2. It need to have inventive phase, that is to say, it cannot be evident from the prior art.

3. product development It must have industrial application, that is to say, it can be employed or manufactured in any kind of market, including agriculture (excluding functions of artwork or crafts, for example).

When a company believes that its rivals are unlikely to uncover a single of its tricks in the course of the period of coverage of any patent, or that the business would not be in a position to detect infringement or enforce its rights, it can choose not to file, which carries a danger and a advantage.

The danger: If a competitor finds the same process and obtains a patent on it, the firm may possibly be prohibited to use his personal invention ( the French law and American law vary on this point, a single contemplating the evidence at the date of discovery, and the other at the date of publication).
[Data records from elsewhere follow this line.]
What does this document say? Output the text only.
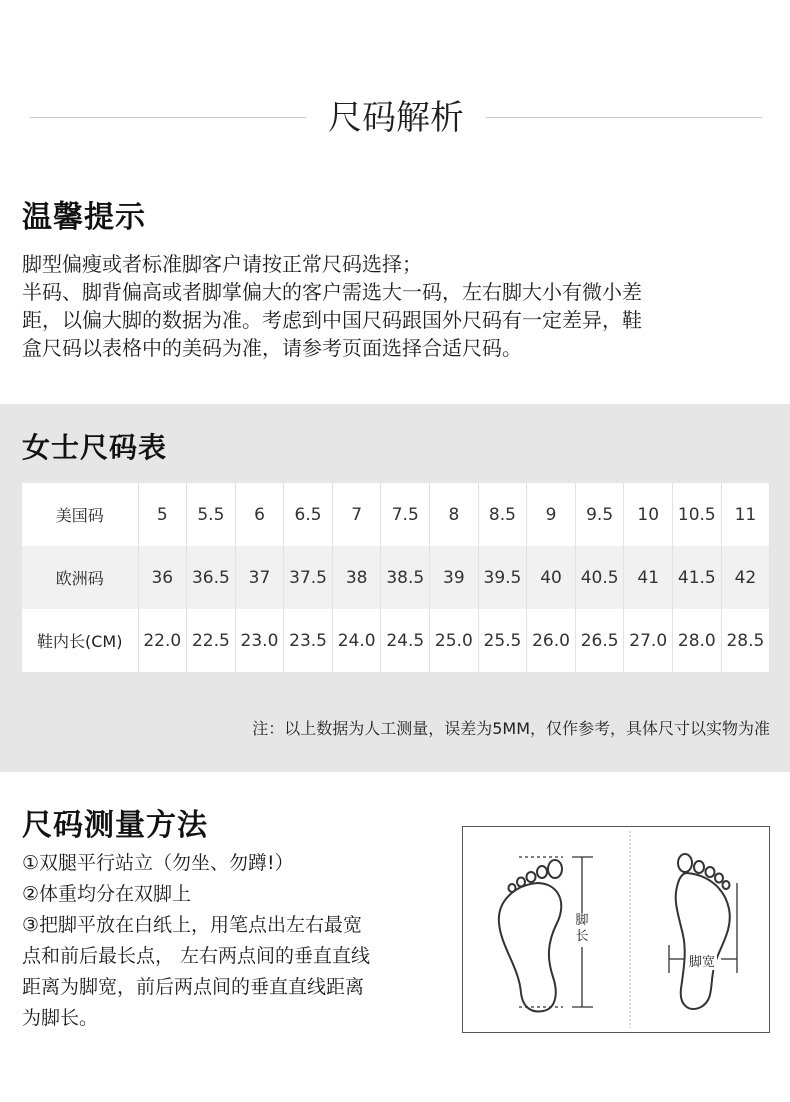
尺码解析
温馨提示
脚型偏瘦或者标准脚客户请按正常尺码选择；
半码、脚背偏高或者脚掌偏大的客户需选大一码，左右脚大小有微小差
距，以偏大脚的数据为准。考虑到中国尺码跟国外尺码有一定差异，鞋
盒尺码以表格中的美码为准，请参考页面选择合适尺码。
女士尺码表
美国码	5	5.5	6	6.5	7	7.5	8	8.5	9	9.5	10	10.5	11
欧洲码	36	36.5	37	37.5	38	38.5	39	39.5	40	40.5	41	41.5	42
鞋内长(CM)	22.0	22.5	23.0	23.5	24.0	24.5	25.0	25.5	26.0	26.5	27.0	28.0	28.5
注：以上数据为人工测量，误差为5MM，仅作参考，具体尺寸以实物为准
尺码测量方法
①双腿平行站立（勿坐、勿蹲!）
②体重均分在双脚上
③把脚平放在白纸上，用笔点出左右最宽
点和前后最长点， 左右两点间的垂直直线
距离为脚宽，前后两点间的垂直直线距离
为脚长。
脚长
脚宽
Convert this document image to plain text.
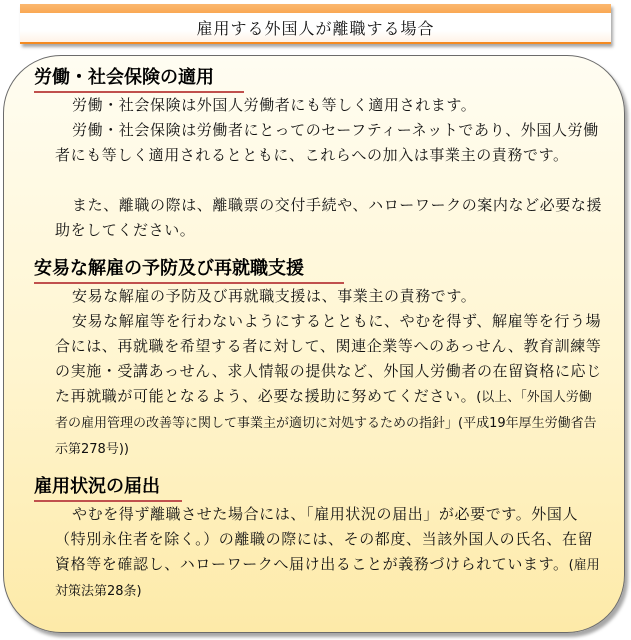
雇用する外国人が離職する場合
労働・社会保険の適用

労働・社会保険は外国人労働者にも等しく適用されます。

労働・社会保険は労働者にとってのセーフティーネットであり、外国人労働者にも等しく適用されるとともに、これらへの加入は事業主の責務です。

また、離職の際は、離職票の交付手続や、ハローワークの案内など必要な援助をしてください。

安易な解雇の予防及び再就職支援

安易な解雇の予防及び再就職支援は、事業主の責務です。

安易な解雇等を行わないようにするとともに、やむを得ず、解雇等を行う場合には、再就職を希望する者に対して、関連企業等へのあっせん、教育訓練等の実施・受講あっせん、求人情報の提供など、外国人労働者の在留資格に応じた再就職が可能となるよう、必要な援助に努めてください。(以上、「外国人労働者の雇用管理の改善等に関して事業主が適切に対処するための指針」(平成19年厚生労働省告示第278号))

雇用状況の届出

やむを得ず離職させた場合には、「雇用状況の届出」が必要です。外国人（特別永住者を除く。）の離職の際には、その都度、当該外国人の氏名、在留資格等を確認し、ハローワークへ届け出ることが義務づけられています。(雇用対策法第28条)
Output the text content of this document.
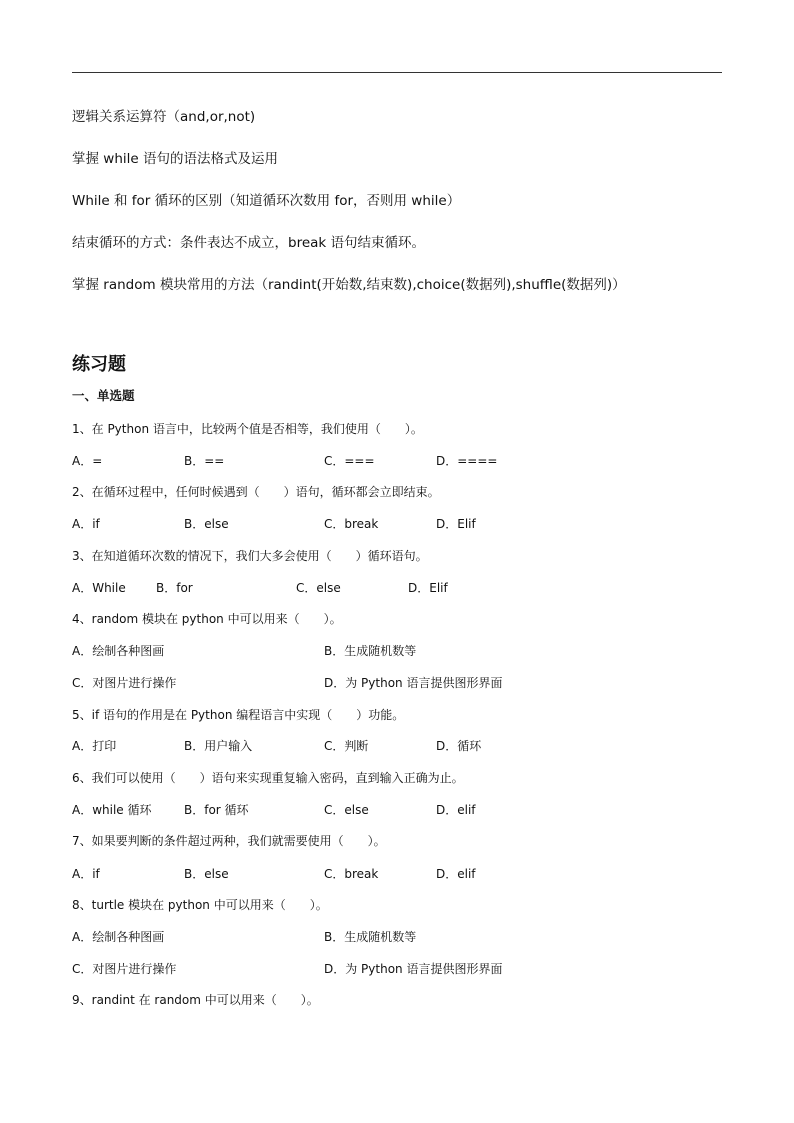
逻辑关系运算符（and,or,not)
掌握 while 语句的语法格式及运用
While 和 for 循环的区别（知道循环次数用 for，否则用 while）
结束循环的方式：条件表达不成立，break 语句结束循环。
掌握 random 模块常用的方法（randint(开始数,结束数),choice(数据列),shuffle(数据列)）
练习题
一、单选题
1、在 Python 语言中，比较两个值是否相等，我们使用（　　）。
A．=	B．==	C．===	D．====
2、在循环过程中，任何时候遇到（　　）语句，循环都会立即结束。
A．if	B．else	C．break	D．Elif
3、在知道循环次数的情况下，我们大多会使用（　　）循环语句。
A．While	B．for	C．else	D．Elif
4、random 模块在 python 中可以用来（　　）。
A．绘制各种图画	B．生成随机数等
C．对图片进行操作	D．为 Python 语言提供图形界面
5、if 语句的作用是在 Python 编程语言中实现（　　）功能。
A．打印	B．用户输入	C．判断	D．循环
6、我们可以使用（　　）语句来实现重复输入密码，直到输入正确为止。
A．while 循环	B．for 循环	C．else	D．elif
7、如果要判断的条件超过两种，我们就需要使用（　　）。
A．if	B．else	C．break	D．elif
8、turtle 模块在 python 中可以用来（　　）。
A．绘制各种图画	B．生成随机数等
C．对图片进行操作	D．为 Python 语言提供图形界面
9、randint 在 random 中可以用来（　　）。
French law also contains a so-called exception of "prior private possession" for a particular person who can prove that the alleged invention was without a doubt infringed previously in its possession prior to the filing date of the patent application. In such case, operation would only be able to continue for that particular person on the French territory.

The benefit: If there is no patent, the approach is not published and therefore the company can assume to carry on operation in concept indefinitely (However in practice, an individual will almost certainly find the notion 1 day, but the duration of protection may possibly end up longer in complete). This technique of trade secret and for that reason non- patenting is used in some circumstances by the chemical business.